Fed cephesindeki diğer önemli gelişme ise gelecek dönem para politikasına dair yönlendirmelerden oluşuyor. Muhtemelen Haziran ayı FOMC toplantısında ya da en geç eylülde iki önemli başlığı yatırımcıların önüne sunduklarını göreceğiz. Gayet sağlıklı bir şekilde bunun da yönlendirmesi yapılıyor. Birinci konu, Fed'in para politikasını çıpalamaya yönelik arayış içerisinde olduğu. Takvim ya da makro hedef şeklinde bir yönlendirme yapacaklar. Bunu da açıkça tartışıyorlar, kamuoyunun da tartışmasına izin veriyorlar. Böylece ne mi oluyor? Hep birlikte doğru olan ne ise ona doğru süreç evrilmiş oluyor. Bir diğer başlık ise yine para politikasının nasıl şekilleneceğine dair sinyal taşıyor. Japonya ve Avustralya'nın tercih ettiği enstrüman olan getiri eğrisi kontrolünü hem yüksek sesle tartışıyor hem de aksiyon alınmasının yüksek ihtimal olduğunu belirtiyorlar.
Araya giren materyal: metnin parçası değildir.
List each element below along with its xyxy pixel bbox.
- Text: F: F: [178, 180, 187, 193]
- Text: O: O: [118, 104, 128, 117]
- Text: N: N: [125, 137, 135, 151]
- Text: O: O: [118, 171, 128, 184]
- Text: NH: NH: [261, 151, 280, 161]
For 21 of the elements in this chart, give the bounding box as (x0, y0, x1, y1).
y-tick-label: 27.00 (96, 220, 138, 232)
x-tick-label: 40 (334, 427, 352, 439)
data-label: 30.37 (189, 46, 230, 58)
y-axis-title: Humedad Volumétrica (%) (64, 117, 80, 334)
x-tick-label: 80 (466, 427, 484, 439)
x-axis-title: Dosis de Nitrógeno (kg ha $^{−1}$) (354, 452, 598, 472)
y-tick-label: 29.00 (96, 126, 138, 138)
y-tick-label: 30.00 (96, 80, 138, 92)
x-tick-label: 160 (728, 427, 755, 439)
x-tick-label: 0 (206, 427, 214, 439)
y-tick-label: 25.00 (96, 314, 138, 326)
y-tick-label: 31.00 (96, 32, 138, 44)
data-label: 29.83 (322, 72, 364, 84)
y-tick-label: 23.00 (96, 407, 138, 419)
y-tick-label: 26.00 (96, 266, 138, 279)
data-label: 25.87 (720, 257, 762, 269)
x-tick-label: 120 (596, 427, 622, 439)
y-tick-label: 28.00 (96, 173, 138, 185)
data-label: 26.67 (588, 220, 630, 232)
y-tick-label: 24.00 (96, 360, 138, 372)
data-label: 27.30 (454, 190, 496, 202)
Böylece ne mi oluyor? i) Negatif faiz tartışmasını baskılıyorlar. ii) Fed'in araç setinin tükenmediği güvenini tazeliyorlar.
AB'deki gelişmeler oyun değiştirici olmasa da sinyal etkisi taşıyor. Fed'e dair haber akışı ise dönem dönem kendilerinin gayet dağıtarak bozdukları iletişimi istediklerinde nasıl inci gibi şekillendirdiklerini gösteriyor. Bugünlerde şehirdeki herkes biliyor ki Fed ve düşük faiz ortamı kayda değer süre devam edecek ve büyümede pandemi öncesi sürece dönmeden (en erken) tersi yönde adım atılmayacak. Nasıl? Fena iletişim değil sanki.